Mortgage calculation errors—lessons from the Clydesdale saga

Firms need to ensure they put the interests of customers ahead of commercial interests where detriment may arise as a result of the firms’ actions. The recent FCA action against Clydesdale suggests there may need to be a recalibration when weighing up enforcement risk versus pursuit of profit.

 

Clydesdale, which operates under the Clydesdale Bank and Yorkshire Bank brands, is a subsidiary of National Australia Bank. The Financial Conduct Authority (FCA) has fined Clydesdale £8,904,000 for failing to treat customers fairly in relation to mistakes made by the bank in relation to mortgage repayments.

What is the background to the enforcement action?

In April 2009 Clydesdale discovered an error in how it had calculated mortgage repayments for customers with variable rate mortgages. The error came about as a result of Clydesdale’s implementation of a new mortgage repayment calculation system, which caused monthly interest and capital payments to be calculated incorrectly whenever there was an interest rate change.

As a result of the error, incorrect repayments were made on over 42,500 customer accounts. Of these, approximately 22,000 accounts were left with shortfalls because customers made repayments that were insufficient to repay their mortgages by the end of the agreed terms. The calculation error was corrected in 2010.

If the error was corrected, why did the FCA take action?

Guidance from the Financial Ombudsman Service (FOS) produced in 2001 (and therefore relevant at the time the mistake was discovered) described its approach to determining complaints involving ‘mortgage underfunding’. The guidance covered situations where the borrower had made a regular repayment quoted by the lender, but the lender (in this case Clydesdale) had quoted too low a figure. It went on to state that where the lender was entirely at fault it should write off the shortfall that had built up on customer accounts.

While FOS guidance is not strictly binding, the Dispute Resolution Manual of the FCA’s Handbook indicates that FOS guidance and decisions concerning similar complaints were factors that may have been relevant in the assessment of any
complaints that Clydesdale received from customers. Nevertheless, Clydesdale decided not to follow the approach set out in the FOS guidance and sought to recover the shortfall.

For example, letters sent by Clydesdale to customers who had made underpayments gave those customers the impression they had no option but to cover the shortfall in full, even though, depending upon their individual circumstances, they might not necessarily have to cover any capital shortfall arising from the calculation error.

When customers called Clydesdale’s customer services team to discuss their repayments, the team was not instructed to enquire proactively into customers’ individual circumstances and failed to make it clear to all customers that they might not necessarily have to cover their capital shortfalls. Instead customers’ individual circumstances were only taken into account if the customers themselves indicated that they may have suffered detriment.

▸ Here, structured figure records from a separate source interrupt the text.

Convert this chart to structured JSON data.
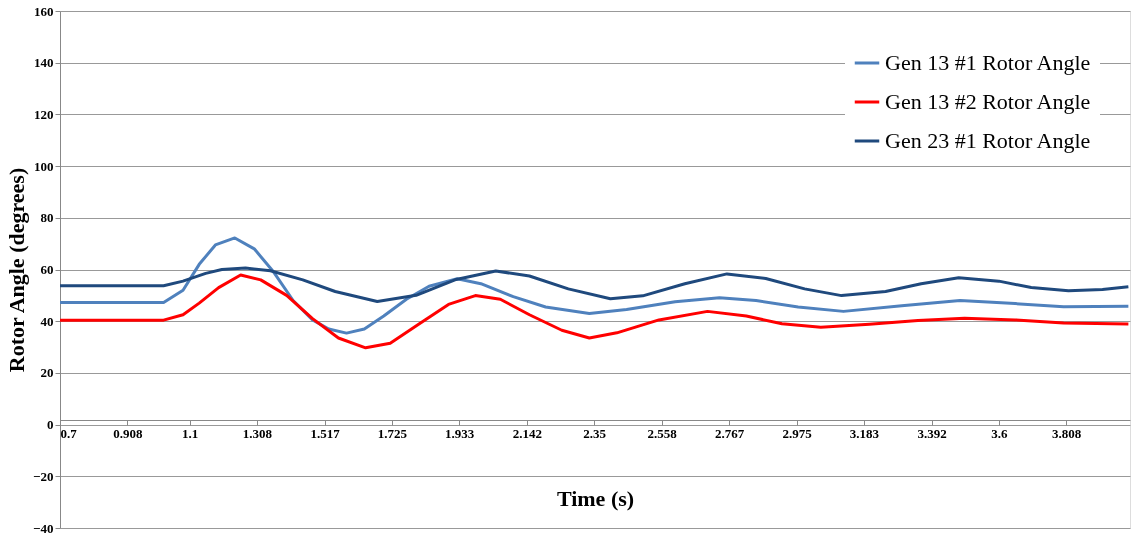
{
  "chart_data": {
    "type": "line",
    "xlabel": "Time (s)",
    "ylabel": "Rotor Angle (degrees)",
    "xlim": [
      0.7,
      4.005
    ],
    "xticks": [
      0.7,
      0.908,
      1.1,
      1.308,
      1.517,
      1.725,
      1.933,
      2.142,
      2.35,
      2.558,
      2.767,
      2.975,
      3.183,
      3.392,
      3.6,
      3.808
    ],
    "ylim": [
      -40,
      160
    ],
    "yticks": [
      -40,
      -20,
      0,
      20,
      40,
      60,
      80,
      100,
      120,
      140,
      160
    ],
    "grid": "y",
    "legend": "top right",
    "marker": "none",
    "line_style": "solid",
    "series": [
      {
        "name": "Gen 13 #1 Rotor Angle",
        "color": "#4f81bd",
        "x": [
          0.7,
          1.02,
          1.08,
          1.13,
          1.18,
          1.24,
          1.3,
          1.36,
          1.42,
          1.48,
          1.53,
          1.585,
          1.64,
          1.7,
          1.77,
          1.84,
          1.927,
          2.0,
          2.1,
          2.2,
          2.335,
          2.45,
          2.6,
          2.737,
          2.85,
          2.98,
          3.12,
          3.3,
          3.48,
          3.65,
          3.8,
          4.0
        ],
        "values": [
          47.2,
          47.2,
          52,
          62,
          69.5,
          72.2,
          68,
          59,
          48,
          40.5,
          37,
          35.4,
          37,
          42,
          48.5,
          53.5,
          56.4,
          54.5,
          49.5,
          45.5,
          43.0,
          44.5,
          47.5,
          49.1,
          48,
          45.5,
          43.8,
          46,
          48.0,
          46.8,
          45.6,
          45.8
        ]
      },
      {
        "name": "Gen 13 #2 Rotor Angle",
        "color": "#ff0000",
        "x": [
          0.7,
          1.02,
          1.08,
          1.13,
          1.19,
          1.258,
          1.32,
          1.4,
          1.48,
          1.56,
          1.644,
          1.72,
          1.81,
          1.9,
          1.983,
          2.06,
          2.15,
          2.25,
          2.335,
          2.42,
          2.55,
          2.7,
          2.82,
          2.93,
          3.05,
          3.2,
          3.35,
          3.494,
          3.65,
          3.8,
          4.0
        ],
        "values": [
          40.4,
          40.4,
          42.5,
          47,
          53,
          57.9,
          56,
          50,
          41,
          33.5,
          29.7,
          31.5,
          39,
          46.5,
          49.9,
          48.5,
          42.5,
          36.5,
          33.5,
          35.5,
          40.5,
          43.8,
          42,
          39,
          37.7,
          38.8,
          40.3,
          41.1,
          40.5,
          39.3,
          38.9
        ]
      },
      {
        "name": "Gen 23 #1 Rotor Angle",
        "color": "#1f497d",
        "x": [
          0.7,
          1.02,
          1.08,
          1.15,
          1.2,
          1.273,
          1.35,
          1.45,
          1.55,
          1.68,
          1.8,
          1.92,
          2.046,
          2.15,
          2.27,
          2.4,
          2.5,
          2.63,
          2.76,
          2.88,
          3.0,
          3.114,
          3.25,
          3.36,
          3.476,
          3.6,
          3.7,
          3.815,
          3.92,
          4.0
        ],
        "values": [
          53.7,
          53.7,
          55.5,
          58.5,
          60,
          60.6,
          59.5,
          56,
          51.5,
          47.6,
          50,
          56,
          59.4,
          57.5,
          52.5,
          48.7,
          49.8,
          54.5,
          58.3,
          56.5,
          52.5,
          49.9,
          51.5,
          54.5,
          56.8,
          55.5,
          53,
          51.8,
          52.3,
          53.3
        ]
      }
    ]
  }
}
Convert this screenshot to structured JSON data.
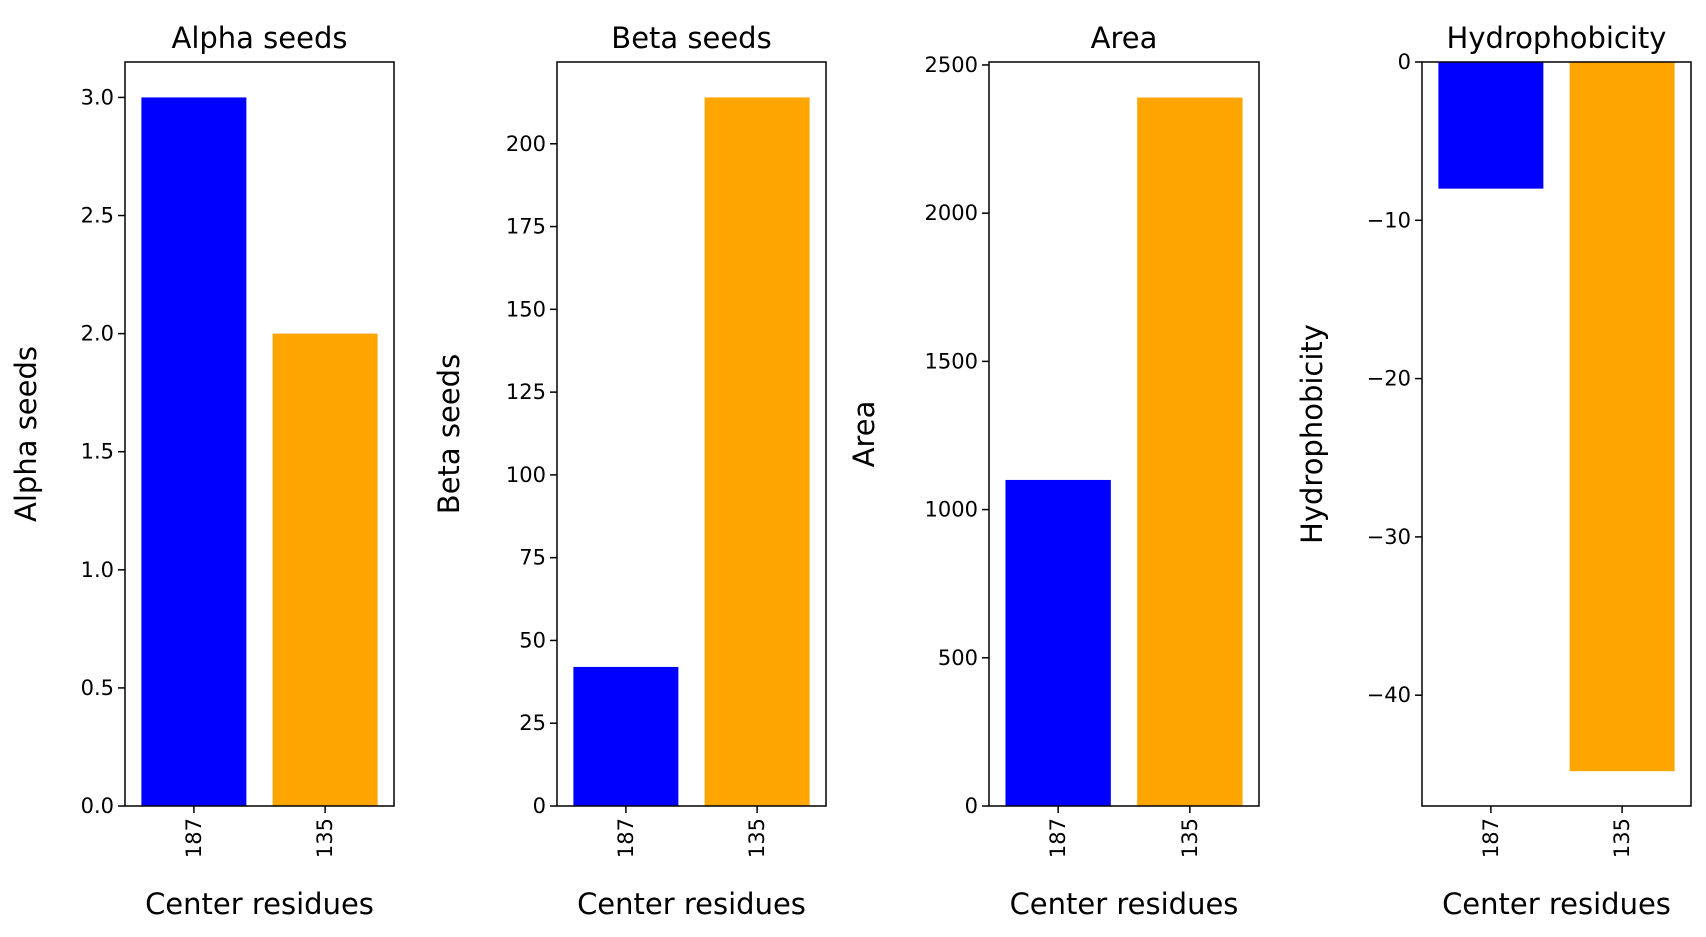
{
  "chart_data": [
    {
      "type": "bar",
      "title": "Alpha seeds",
      "xlabel": "Center residues",
      "ylabel": "Alpha seeds",
      "categories": [
        "187",
        "135"
      ],
      "values": [
        3.0,
        2.0
      ],
      "colors": [
        "#0000ff",
        "#ffa500"
      ],
      "ylim": [
        0,
        3.15
      ],
      "yticks": [
        0.0,
        0.5,
        1.0,
        1.5,
        2.0,
        2.5,
        3.0
      ],
      "ytick_labels": [
        "0.0",
        "0.5",
        "1.0",
        "1.5",
        "2.0",
        "2.5",
        "3.0"
      ],
      "grid": false,
      "legend": "none"
    },
    {
      "type": "bar",
      "title": "Beta seeds",
      "xlabel": "Center residues",
      "ylabel": "Beta seeds",
      "categories": [
        "187",
        "135"
      ],
      "values": [
        42,
        214
      ],
      "colors": [
        "#0000ff",
        "#ffa500"
      ],
      "ylim": [
        0,
        224.7
      ],
      "yticks": [
        0,
        25,
        50,
        75,
        100,
        125,
        150,
        175,
        200
      ],
      "ytick_labels": [
        "0",
        "25",
        "50",
        "75",
        "100",
        "125",
        "150",
        "175",
        "200"
      ],
      "grid": false,
      "legend": "none"
    },
    {
      "type": "bar",
      "title": "Area",
      "xlabel": "Center residues",
      "ylabel": "Area",
      "categories": [
        "187",
        "135"
      ],
      "values": [
        1100,
        2390
      ],
      "colors": [
        "#0000ff",
        "#ffa500"
      ],
      "ylim": [
        0,
        2510
      ],
      "yticks": [
        0,
        500,
        1000,
        1500,
        2000,
        2500
      ],
      "ytick_labels": [
        "0",
        "500",
        "1000",
        "1500",
        "2000",
        "2500"
      ],
      "grid": false,
      "legend": "none"
    },
    {
      "type": "bar",
      "title": "Hydrophobicity",
      "xlabel": "Center residues",
      "ylabel": "Hydrophobicity",
      "categories": [
        "187",
        "135"
      ],
      "values": [
        -8.0,
        -44.8
      ],
      "colors": [
        "#0000ff",
        "#ffa500"
      ],
      "ylim": [
        -47.0,
        0
      ],
      "yticks": [
        0,
        -10,
        -20,
        -30,
        -40
      ],
      "ytick_labels": [
        "0",
        "−10",
        "−20",
        "−30",
        "−40"
      ],
      "grid": false,
      "legend": "none"
    }
  ]
}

Why is this enforcement particularly noteworthy?

The FCA has taken the unusual stance of basing its finding in part on the fact the FCA considers that ‘most’ customers who accrued capital shortfalls would have spent the ‘savings’ they made each month as a result of the error and, accordingly, it would have been unfair to require those customers to make good the capital shortfall. The FCA has not put forward any empirical evidence that most customers had spent the money that would otherwise have been paid to the bank in mortgage payments had mistakes not been made.

In this case Clydesdale drew up a scheme, which would automatically compensate all customers who were left with shortfalls as a result of the error, regardless of whether such customers suffered any detriment. In total, there was a £21.2m shortfall in Clydesdale mortgages, all of which will now be written off by Clydesdale. The FCA has made it clear that were it not for Clydesdale’s proactive steps to create a redress scheme, the fine would have been considerably higher. Clydesdale also received a 30% discount for settling at an early stage of the enforcement process.

In seeking to recover the shortfall in payments from customers, Clydesdale was seeking restitution of the financial gain its customers received. If Clydesdale had properly taken steps to discover if customers had received the financial benefit in good faith (ie they were unaware of the shortfall) and then altered their circumstances as a result of that (ie there is a ‘change of position’ defence available) then such customers would not have needed to repay the benefit. If some customers’ position had not changed as a result of receiving the benefit, the bank may have been able to claw back some of the shortfall and avoid the significant financial penalty imposed by the FCA (although the costs and reputational impact of a case by case check could be too much for the bank, so making a total payout under the scheme could be viewed as being reasonable).

Should other firms be concerned about the action taken by the FCA?

Many firms may view enforcement action and possible fines as a normal risk of doing business. However, the frequency and value of fines meted out by the FCA is on the increase, so perhaps this approach should be reviewed. Firms may put commercial interests before those of their customers and take the commercial view that the possibility of facing enforcement action is worth the risk in the pursuit of profit. The FCA is likely to take a dim view of such a culture if the firm does face enforcement in the end.

If it becomes apparent that a firm is proposing to take steps which put its commercial interests ahead of its customers’ interests, it would be advisable to reconsider, as the costs in putting in place remedial action, as well as the substantial fines that could be imposed, could be significantly higher than the initial commercial gain.